In what at this point counts as merry news for a thrashed Wall Street giant, Goldman Sachs on Tuesday reported a quarterly profit that came in just above expectations, suggesting that the bank may be on track to extricate itself from its consumer-lending woes.
The bank’s third-quarter profit fell about a third from a year earlier, to $2.1 billion, though that drop was expected. Trading revenue stayed steady, an encouraging sign given the slowdown in such activities across Wall Street in face of a potential recession. “We’re confident that the work we’re doing now provides us a much stronger platform for 2024,” the bank’s chief executive, David M. Solomon, said in a statement.
It has been a year to forget for Goldman and Mr. Solomon. The bank continues to write off losses from its money losing effort to build a Main Street-focused operation, an initiative that began under Goldman’s prior chief executive, Lloyd C. Blankfein, and accelerated under Mr. Solomon.
Mr. Solomon has contended with what amounts to a staff revolt, by the buttoned-up standards of a Wall Street bank, as scores of prominent partners have departed and others have complained about his unyielding management style.
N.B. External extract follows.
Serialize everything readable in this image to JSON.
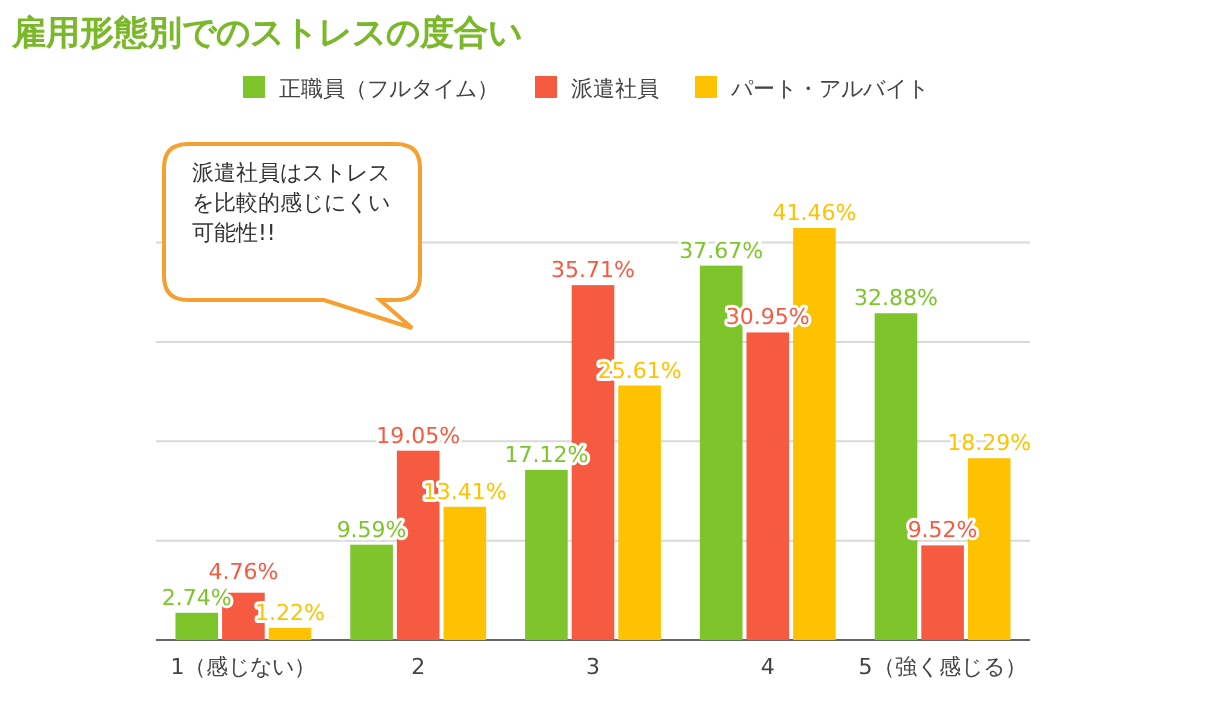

Last week, Goldman made good on its promise to offload at a steep loss a “buy now, pay later” firm, GreenSky, that it had bought less than two years ago.
Other banks that have reported third-quarter earnings have shown off a smooth ride. On Tuesday, Bank of America reported a 10 percent rise in profit. Last week, JPMorgan Chase reported a quarterly profit jump of 35 percent, while Wells Fargo and Citigroup beat analyst expectations.
Goldman’s stock was flat in premarket trading after the release of the quarterly results. Shares are down 9 percent this year and off roughly 25 percent from the record high set in 2021.